Symantec has said the buy makes sense since the customers who buy its network and PC security products are also interested in managing their storage systems, which Veritas’ products target.
Symantec argues that it can become a one-stop shop for enterprises seeking better security, storage and control of their data and can offer storage and security products as well as tools to help manage data as it flows from one area of a network to another.
Symantec has also focused on the merged companies’ power to reduce the complexity of buying and managing various networking software products for enterprises by enabling them to have a single vendor for a much broader range of services and software.
However, Forrester Research analyst Galen Schreck agreed with the Glass, Lewis assessment that there are no obvious technological synergies, but instead an opportunity for “market dominance and extension of reach” with each product line getting exposure to the other firm’s customer base.
Schreck, though, said the purchase could be necessary for Symantec both to remain competitive as Cisco, HP, IBM, Sun Microsystems and even EMC look to offer a wider range of enterprise storage products and to avoid becoming a takeover target itself.
Green Light Seen
Analysts believe the deal will still get approval from shareholders of both companies when they vote in coming weeks. Investors who share the sentiment expressed by the firm have likely already sold their shares.

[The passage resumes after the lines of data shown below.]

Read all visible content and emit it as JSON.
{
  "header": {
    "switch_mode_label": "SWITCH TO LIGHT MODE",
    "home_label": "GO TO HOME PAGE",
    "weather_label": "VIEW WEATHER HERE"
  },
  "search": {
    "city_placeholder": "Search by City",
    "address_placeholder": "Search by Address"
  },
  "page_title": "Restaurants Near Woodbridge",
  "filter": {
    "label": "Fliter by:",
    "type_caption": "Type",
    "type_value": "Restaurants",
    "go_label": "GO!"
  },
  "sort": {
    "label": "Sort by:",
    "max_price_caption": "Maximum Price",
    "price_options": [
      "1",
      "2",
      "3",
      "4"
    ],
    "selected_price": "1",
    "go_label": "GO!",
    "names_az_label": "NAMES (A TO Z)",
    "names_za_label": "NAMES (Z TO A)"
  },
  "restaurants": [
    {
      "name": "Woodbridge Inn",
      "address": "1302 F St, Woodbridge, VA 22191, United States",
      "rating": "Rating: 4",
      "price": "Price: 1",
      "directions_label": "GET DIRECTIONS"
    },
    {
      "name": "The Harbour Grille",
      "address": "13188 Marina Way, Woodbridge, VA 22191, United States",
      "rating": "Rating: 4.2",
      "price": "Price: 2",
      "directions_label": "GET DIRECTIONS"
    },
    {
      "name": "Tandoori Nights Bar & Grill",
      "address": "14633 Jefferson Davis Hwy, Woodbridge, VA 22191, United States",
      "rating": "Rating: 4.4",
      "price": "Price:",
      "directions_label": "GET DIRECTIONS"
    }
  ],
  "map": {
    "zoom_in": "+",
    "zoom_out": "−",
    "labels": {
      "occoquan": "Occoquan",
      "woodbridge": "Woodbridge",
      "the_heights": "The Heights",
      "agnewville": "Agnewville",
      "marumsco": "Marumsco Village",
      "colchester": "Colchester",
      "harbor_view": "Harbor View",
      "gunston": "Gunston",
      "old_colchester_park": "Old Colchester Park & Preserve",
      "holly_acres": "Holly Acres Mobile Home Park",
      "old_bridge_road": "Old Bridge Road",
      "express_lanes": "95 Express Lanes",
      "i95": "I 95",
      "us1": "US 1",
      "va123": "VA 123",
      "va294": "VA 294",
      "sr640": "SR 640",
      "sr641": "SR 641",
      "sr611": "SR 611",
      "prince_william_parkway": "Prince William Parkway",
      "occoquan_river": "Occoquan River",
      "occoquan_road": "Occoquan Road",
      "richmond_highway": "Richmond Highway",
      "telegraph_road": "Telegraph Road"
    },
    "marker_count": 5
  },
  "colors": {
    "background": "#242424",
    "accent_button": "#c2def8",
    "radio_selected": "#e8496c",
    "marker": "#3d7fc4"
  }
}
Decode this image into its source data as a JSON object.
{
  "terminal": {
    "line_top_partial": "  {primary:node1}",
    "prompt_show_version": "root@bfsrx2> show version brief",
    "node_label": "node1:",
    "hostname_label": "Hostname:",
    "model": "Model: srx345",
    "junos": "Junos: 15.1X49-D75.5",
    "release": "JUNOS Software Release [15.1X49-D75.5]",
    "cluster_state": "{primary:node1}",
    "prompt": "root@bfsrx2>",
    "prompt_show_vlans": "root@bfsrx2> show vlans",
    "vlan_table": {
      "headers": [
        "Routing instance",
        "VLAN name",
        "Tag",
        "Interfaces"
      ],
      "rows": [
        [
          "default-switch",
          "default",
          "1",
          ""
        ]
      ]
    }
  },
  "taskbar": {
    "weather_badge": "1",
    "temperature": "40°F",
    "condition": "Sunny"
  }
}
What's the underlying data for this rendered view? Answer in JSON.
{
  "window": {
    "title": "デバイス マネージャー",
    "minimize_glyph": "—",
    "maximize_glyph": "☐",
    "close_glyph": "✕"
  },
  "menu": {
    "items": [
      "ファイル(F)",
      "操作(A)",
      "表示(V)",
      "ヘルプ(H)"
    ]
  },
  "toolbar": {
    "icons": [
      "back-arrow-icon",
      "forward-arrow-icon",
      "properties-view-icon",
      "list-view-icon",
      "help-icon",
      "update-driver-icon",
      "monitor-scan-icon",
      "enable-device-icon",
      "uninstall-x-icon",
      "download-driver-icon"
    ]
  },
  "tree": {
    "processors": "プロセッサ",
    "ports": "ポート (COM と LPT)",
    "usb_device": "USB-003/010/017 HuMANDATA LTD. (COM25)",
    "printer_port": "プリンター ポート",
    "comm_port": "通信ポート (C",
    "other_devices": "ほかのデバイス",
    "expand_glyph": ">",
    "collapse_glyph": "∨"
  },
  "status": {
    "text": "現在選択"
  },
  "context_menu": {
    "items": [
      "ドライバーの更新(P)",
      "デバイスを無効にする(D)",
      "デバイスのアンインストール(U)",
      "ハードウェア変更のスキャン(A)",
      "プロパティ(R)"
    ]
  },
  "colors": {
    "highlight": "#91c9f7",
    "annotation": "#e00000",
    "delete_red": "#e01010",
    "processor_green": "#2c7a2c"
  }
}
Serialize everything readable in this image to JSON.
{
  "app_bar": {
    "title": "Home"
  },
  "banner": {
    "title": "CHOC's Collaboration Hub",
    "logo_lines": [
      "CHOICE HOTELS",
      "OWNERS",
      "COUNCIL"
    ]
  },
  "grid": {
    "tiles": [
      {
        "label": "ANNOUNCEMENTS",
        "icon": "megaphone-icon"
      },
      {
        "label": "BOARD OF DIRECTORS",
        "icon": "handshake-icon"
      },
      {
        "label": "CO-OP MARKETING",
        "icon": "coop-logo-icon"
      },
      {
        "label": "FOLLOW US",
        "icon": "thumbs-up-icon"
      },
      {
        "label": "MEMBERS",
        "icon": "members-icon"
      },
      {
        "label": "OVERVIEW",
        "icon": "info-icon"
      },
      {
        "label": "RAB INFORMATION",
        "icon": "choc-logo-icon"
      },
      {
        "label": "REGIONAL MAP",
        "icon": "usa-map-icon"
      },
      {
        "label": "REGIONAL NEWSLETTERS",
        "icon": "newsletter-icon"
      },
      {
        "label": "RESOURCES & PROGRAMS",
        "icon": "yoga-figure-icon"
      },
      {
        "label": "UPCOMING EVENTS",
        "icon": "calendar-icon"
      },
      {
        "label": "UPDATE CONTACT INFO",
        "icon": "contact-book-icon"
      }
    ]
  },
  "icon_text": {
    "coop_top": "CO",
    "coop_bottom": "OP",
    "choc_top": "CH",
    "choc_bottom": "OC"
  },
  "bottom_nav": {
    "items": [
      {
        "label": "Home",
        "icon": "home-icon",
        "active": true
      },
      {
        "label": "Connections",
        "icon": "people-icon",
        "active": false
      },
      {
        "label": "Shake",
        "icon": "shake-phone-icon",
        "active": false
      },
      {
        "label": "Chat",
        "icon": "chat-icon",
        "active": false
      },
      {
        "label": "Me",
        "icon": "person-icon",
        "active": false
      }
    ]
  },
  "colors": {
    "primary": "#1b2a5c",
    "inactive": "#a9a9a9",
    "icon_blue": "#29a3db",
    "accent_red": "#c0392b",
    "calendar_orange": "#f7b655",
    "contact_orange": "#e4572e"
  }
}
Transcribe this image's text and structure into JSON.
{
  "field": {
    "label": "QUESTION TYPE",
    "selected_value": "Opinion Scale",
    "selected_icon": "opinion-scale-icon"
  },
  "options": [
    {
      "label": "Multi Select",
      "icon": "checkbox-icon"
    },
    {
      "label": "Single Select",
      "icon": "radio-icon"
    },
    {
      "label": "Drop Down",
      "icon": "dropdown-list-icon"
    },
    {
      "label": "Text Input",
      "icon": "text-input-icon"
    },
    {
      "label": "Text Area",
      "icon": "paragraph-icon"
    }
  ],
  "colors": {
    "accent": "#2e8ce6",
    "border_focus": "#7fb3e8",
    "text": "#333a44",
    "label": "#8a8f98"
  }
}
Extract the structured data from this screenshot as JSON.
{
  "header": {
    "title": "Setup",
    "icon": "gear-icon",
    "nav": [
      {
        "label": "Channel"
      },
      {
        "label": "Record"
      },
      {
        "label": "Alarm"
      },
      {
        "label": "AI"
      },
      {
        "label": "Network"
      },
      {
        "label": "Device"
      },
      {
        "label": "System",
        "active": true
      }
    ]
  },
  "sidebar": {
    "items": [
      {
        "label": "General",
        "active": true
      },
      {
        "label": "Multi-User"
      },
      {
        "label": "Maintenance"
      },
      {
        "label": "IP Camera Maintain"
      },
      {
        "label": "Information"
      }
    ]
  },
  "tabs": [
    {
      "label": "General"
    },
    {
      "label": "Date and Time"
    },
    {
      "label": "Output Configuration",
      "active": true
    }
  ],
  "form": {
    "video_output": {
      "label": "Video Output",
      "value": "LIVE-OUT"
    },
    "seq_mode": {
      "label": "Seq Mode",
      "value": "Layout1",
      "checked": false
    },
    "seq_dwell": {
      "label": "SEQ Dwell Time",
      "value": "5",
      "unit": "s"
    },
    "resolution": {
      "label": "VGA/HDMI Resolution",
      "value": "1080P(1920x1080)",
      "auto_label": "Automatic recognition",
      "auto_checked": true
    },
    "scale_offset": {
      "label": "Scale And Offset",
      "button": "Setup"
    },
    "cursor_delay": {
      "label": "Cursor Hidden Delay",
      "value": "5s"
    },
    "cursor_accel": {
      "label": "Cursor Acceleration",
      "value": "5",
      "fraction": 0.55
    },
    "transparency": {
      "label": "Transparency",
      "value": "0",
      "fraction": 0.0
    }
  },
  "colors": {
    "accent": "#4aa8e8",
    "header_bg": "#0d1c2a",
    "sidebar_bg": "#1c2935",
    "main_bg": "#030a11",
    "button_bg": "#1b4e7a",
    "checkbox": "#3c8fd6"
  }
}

Veritas shareholders might be especially eager to see the deal consummated, since that company has seen declining stock prices in recent years as more large technology firms eye the booming data storage market.
The deal could rank among the largest software purchases ever, finishing ahead of Oracle’s $10.6 billion takeover of PeopleSoft. That deal was the focus of a lengthy shareholder battle but one waged on behalf of the company being purchased rather then the buyer.